Она не ответила, выпросталась из моих рук, вошла в избу, стала раздувать у припечья самовар.

— Иззяб ты. Я согрею сейчас чаю... Ты садись, садись, что ты стоишь?

И присела передо мной на корточки, смотрит снизу в глаза мои:

— Постарел ты. Морщин-то — все лицо в клеточку.

— Жизнь, Вера, позади, чему удивляться. Время уже в окошко постукивает, с этого на тот свет зовет.

— Ну-ну, зачем ты так?

— Что чувствую, то и говорю, Вера... Ты вспоминала меня хоть когда-нибудь? Хоть когда-нибудь, Вера?

— Глупый, что говоришь-то? Тобой только и жила. Что я до тебя знала-то в своей плакучей жизни?.. Дура я была, что не осталась тогда с тобой. Ах, если бы можно было воротиться в те годы, я бы шпилькой приколола тебя к себе, но ведь ко вчерашнему дню сегодняшнего городьбой не пригородить. Не выпало нам счастье быть вместе.

Она пахнет баней, избой, степью. Хочется обнять ее, а руки не поднимаются: сердце уже почти не живет.

— Ты все такая же красивая, Вера. И глаза у тебя не выцвели. Молодые у тебя, Вера, глаза, а я... сгорел. Уж мало меня осталось.

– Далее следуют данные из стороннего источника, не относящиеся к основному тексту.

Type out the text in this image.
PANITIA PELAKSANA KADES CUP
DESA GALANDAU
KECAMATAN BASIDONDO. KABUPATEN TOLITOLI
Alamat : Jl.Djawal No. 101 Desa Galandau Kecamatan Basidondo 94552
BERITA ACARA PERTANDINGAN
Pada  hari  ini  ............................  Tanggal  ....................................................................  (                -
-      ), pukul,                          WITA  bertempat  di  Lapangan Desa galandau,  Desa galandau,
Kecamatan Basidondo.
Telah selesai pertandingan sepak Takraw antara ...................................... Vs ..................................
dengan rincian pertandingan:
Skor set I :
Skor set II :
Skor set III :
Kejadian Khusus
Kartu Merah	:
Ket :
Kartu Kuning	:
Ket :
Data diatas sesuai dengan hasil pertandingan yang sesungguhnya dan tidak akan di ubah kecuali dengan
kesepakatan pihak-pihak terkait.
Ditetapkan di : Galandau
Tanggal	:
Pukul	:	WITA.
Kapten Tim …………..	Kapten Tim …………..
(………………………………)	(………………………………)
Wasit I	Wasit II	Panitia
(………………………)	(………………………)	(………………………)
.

— Злой ты на работу, безустальный.

— Не успеваю, Вера. Грамотешки мало. Одну и ту же вещь приходиться десятки раз переделывать. Вот и сегодня прислали — требуется доработка.

— И все равно нельзя так, милый.

— А как можно, Вера, как можно?

— Полегче, с передышкой, без надрыва. Укрощай маленько, осмиряй себя.

— А мне легко работается, Вера, я себя не понуждаю. Просто мне сердце некрепкое досталось, не по мне, вот и не выдержало, захромало... Да ведь и били по нему сколько. Эх, и били, Вера. Вон и сегодня ударили. Печататься, Вера, стало трудно: в три, а то и в четыре года книжка, а пишешь-то каждый год. Бумаги нет. Вот и роются, копаются — к чему бы придраться. Говорили бы честно — нет возможности. Ведь каждое такое копание — удар по сердцу. Нахламилось в нем — не разгрести. Устал я, Вера.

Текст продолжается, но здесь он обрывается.